Pero, a diferencia de sus principales socios en la Alianza del Pacífico —y los que más han empujado por políticas económicas neoliberales en la región, por cierto—, en México parece que aún no lo hemos entendido. A pesar de las potenciales ganancias para nuestro país por los avances en la negociación del acuerdo fiscal global y de los recientes esfuerzos del SAT por recaudar más de grandes contribuyentes, estos esfuerzos parecen seguir siendo insuficientes para aumentar considerablemente los ingresos públicos.
México se mantiene en el último lugar de los países de la OCDE y a la cola de los países de América Latina y el Caribe en cuanto a la recaudación de impuestos, lo que nos hace una anomalía fiscal en el mundo. Esto se debe a que los incrementos en la recaudación tributaria, loables a pesar del reciente y sostenido estancamiento económico en el país, han servido solo para compensar la caída de los ingresos públicos por la venta de petróleo y gas durante la última década, como muestra la Figura 1 con cifras del mismo gobierno federal.

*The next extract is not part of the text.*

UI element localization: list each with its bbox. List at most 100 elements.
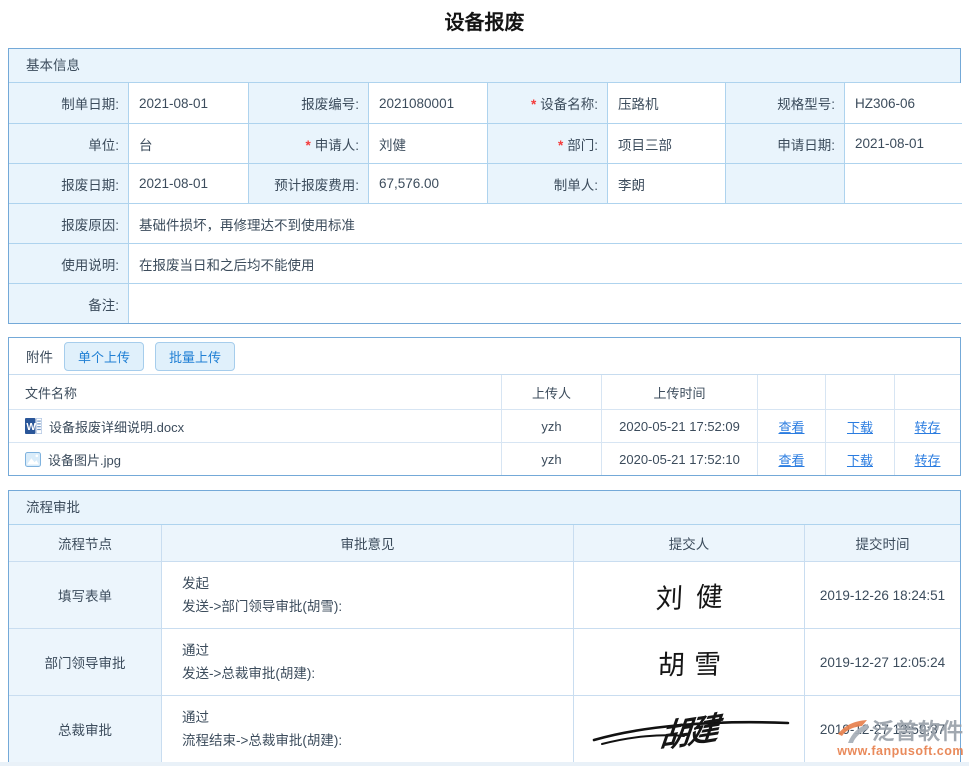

Ningún esfuerzo por aumentar la recaudación federal de impuestos en México será sostenible en el largo plazo sin empujar una reforma tributaria progresiva y profunda que revise el tratamiento diferenciado que hace el ISR a las personas trabajadoras y al capital; que elimine los privilegios fiscales que representan los beneficios tributarios —exenciones, deducciones y regímenes especiales—, fuertemente concentrados en el 10% de la población con mayores ingresos; que obligue a los escalones más altos de pago de ISR a pagar tasas más altas; y que, en general, deje atrás todas las políticas tributarias que sostienen y amplifican las desigualdades y el trato diferenciado e injusto que beneficia a unas cuantas personas, las más ricas de nuestra sociedad.
En un movimiento poco esperado, en abril de 2020 en pleno confinamiento global, el periódico conservador Financial Times —conocido por sus posiciones que históricamente han apuntado a una menor presencia del estado en la economía— sorprendió con una editorial donde reconocía los errores cometidos en el pasado con sus recomendaciones de política durante las últimas décadas y reconocía que las reformas radicales deberán estar de nuevo sobre la mesa, que se deben ver los servicios públicos como inversiones, no como cargas, y que la redistribución será debatida otra vez, con “políticas consideradas excéntricas hasta ahora, como la renta básica y los impuestos a las rentas más altas” entre las propuestas.
El mundo parece estar escuchando el llamado de, incluso, los más escépticos. Ojalá el gobierno mexicano lo haga pronto.


Las opiniones publicadas en esta columna son responsabilidad del autor y no representan ninguna posición por parte de Business Insider México.